Today, OPEC is showing some solidarity in throttling back production. In early January, the data show that OPEC has already sliced 1.5 million barrels per day from its output, a commendable effort relative to their target of a 2.2 million barrel per day cut for the month.

Calibrating oil supply to match expected demand is a tricky business, especially in today’s economy. OPEC certainly has a vested interest in pushing prices back up to minimally acceptable levels for the long run. How successful it will be in the short term depends on how bad the demand collapse will be this year. But there is little doubt that the group will ultimately succeed, because the very survival of these countries depends upon it. And before some scofflaws chuckle at the thought of OPEC disintegrating and sheikhs being impoverished, just think for a moment of jihadists in the Persian Gulf taking control of more than half of the world’s oil reserves from these weakened governments.

So the question becomes: At what level will OPEC keep production to support oil prices in the long run? The answer is simple: A level that ensures the highest prices possible without encouraging more competition for OPEC or major conservation measures.  (OK, maybe not so simple—the devil is in the details.)

Some analysts put OPEC’s target price level at $75 per barrel to support their collective budgets. Even without guessing how bad the demand decline could get this year, that seems a bit out of reach, barring some major supply cutoff. It will be largely up to Saudi Arabia to make the kind of cuts needed to support that price level, and that could leave the kingdom’s surplus capacity—and therefore lost market share—at an uncomfortable level, especially if it remains there for a long time.  Perhaps a more comfortable price level would be $50-60 per barrel. That could choke off some of the costlier non-OPEC supply initiatives and keep fuel costs low enough to spur demand again significantly. (A corollary benefit would be to rein in Iran’s and Venezuela’s shenanigans—something to comfort Saudi Arabia and its key customer, the US.)
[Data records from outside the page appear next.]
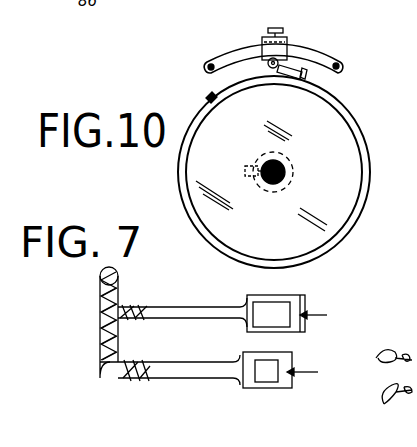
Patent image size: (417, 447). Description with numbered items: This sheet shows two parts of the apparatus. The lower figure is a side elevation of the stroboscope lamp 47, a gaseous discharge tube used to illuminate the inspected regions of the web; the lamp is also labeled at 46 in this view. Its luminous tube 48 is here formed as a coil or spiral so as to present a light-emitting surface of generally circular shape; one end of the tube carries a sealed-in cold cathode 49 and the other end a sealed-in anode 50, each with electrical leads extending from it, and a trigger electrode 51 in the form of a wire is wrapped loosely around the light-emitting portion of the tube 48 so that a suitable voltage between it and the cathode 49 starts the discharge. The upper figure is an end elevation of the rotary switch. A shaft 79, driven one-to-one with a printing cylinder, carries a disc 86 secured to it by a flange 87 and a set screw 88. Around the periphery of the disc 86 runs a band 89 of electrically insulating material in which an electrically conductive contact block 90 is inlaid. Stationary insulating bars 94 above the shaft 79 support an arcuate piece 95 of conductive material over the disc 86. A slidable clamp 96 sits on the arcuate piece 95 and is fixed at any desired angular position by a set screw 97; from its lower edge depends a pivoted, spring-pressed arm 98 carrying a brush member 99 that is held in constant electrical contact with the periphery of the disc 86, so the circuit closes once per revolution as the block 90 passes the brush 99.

In FIG. 7, the tube wall 46 is at (108, 316).
In FIG. 7, the stroboscope lamp 47 is at (98, 303).
In FIG. 7, the luminous tube 48 is at (173, 313).
In FIG. 7, the cold cathode 49 is at (275, 312).
In FIG. 7, the anode 50 is at (265, 378).
In FIG. 7, the trigger electrode 51 is at (147, 305).
In FIG. 10, the shaft 79 is at (288, 167).
In FIG. 10, the disc 86 is at (340, 203).
In FIG. 10, the flange 87 is at (298, 181).
In FIG. 10, the set screw 88 is at (254, 165).
In FIG. 10, the band 89 is at (372, 122).
In FIG. 10, the contact block 90 is at (208, 98).
In FIG. 10, the bar 94 is at (211, 63).
In FIG. 10, the arcuate piece 95 is at (318, 51).
In FIG. 10, the clamp 96 is at (288, 42).
In FIG. 10, the set screw 97 is at (278, 29).
In FIG. 10, the pivoted arm 98 is at (276, 69).
In FIG. 10, the brush member 99 is at (304, 80).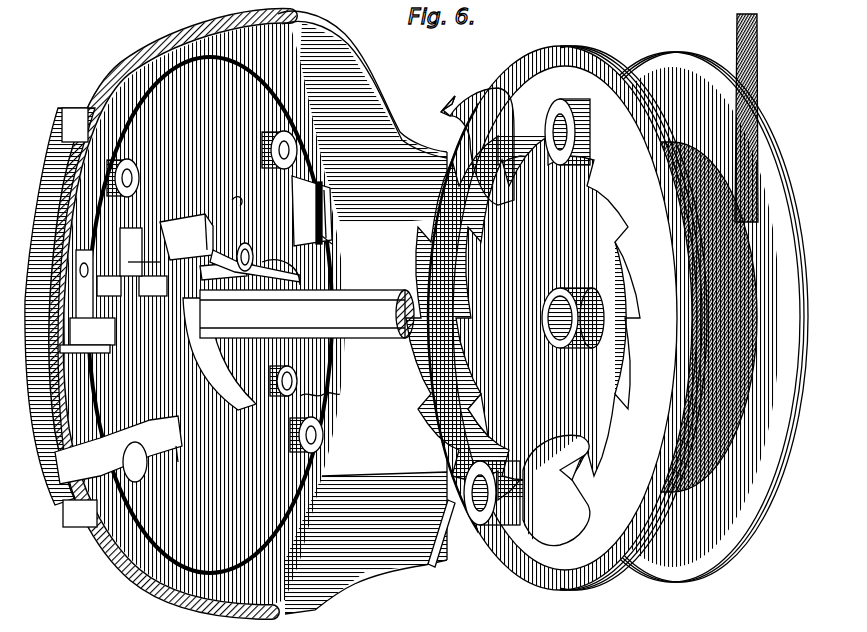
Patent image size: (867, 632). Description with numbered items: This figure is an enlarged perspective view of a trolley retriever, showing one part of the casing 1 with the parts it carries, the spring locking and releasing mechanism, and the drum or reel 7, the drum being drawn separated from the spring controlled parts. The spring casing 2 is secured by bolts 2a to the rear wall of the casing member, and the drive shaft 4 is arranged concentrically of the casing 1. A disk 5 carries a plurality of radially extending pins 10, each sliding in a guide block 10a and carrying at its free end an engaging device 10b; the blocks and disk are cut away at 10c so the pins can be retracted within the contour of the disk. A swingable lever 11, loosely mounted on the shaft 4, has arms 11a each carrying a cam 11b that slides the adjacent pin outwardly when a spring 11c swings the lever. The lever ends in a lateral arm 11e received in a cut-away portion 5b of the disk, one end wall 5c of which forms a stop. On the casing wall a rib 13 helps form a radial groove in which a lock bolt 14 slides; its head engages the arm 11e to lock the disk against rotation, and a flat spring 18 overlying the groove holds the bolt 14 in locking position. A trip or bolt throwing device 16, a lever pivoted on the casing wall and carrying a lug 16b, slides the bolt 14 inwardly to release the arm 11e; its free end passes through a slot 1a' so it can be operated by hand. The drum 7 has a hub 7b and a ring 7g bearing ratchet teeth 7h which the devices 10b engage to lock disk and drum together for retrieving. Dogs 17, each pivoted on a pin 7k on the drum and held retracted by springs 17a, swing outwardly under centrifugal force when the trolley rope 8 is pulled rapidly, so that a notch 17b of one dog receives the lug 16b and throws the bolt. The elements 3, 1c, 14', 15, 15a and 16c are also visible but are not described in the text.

But what if a massive effort ensues to develop alternative transportation fuels? That seems doubtful. A huge turnover of the global vehicle fleet to electricity or hydrogen is a generation away. Only biofuels have the potential to make an immediate large-scale dent in petroleum-based transportation fuels’ markets. Yet the best estimates are that biofuels will account for less than 3% of the market by 2030, up from less than 2% today.

Sure, it’s conceivable that a combination of heavy taxes on petroleum-based transportation fuels and tax credits for biofueled cars could make an even bigger dent in oil’s market share in the years to come. And then it might occur to the Saudis to revisit 1986. Just as the prospect of $150-200/barrel oil invigorated prospects for renewable energy and biofuels in particular, the threat of $25/barrel ($10/barrel?) oil will have the opposite effect. And all the Kyoto agreements and green energy initiatives by the new Congress and new administration won’t change that. That’s especially the case when new economic powerhouses such as China and India, exempt from Kyoto’s strictures, continue to flout the treaty’s ultimate intent in order to sustain their recently booming economies after the current downturn has run its course.

Does anyone really believe that the American public would stand for a policy that pours billions of taxpayer dollars into an uneconomic commodity while also keeping fuel costs high, forcing them into vehicles they don’t really want, and enabling the country’s main new economic rival to become even more competitive—especially in these perilous economic times?

So don’t dust off those funeral togs just yet. The oil industry will be alive and kicking for decades to come.

A smart US energy policy would recognize that certainty and do everything possible to support domestic oil producers by helping to keep the playing field level, not making it tougher.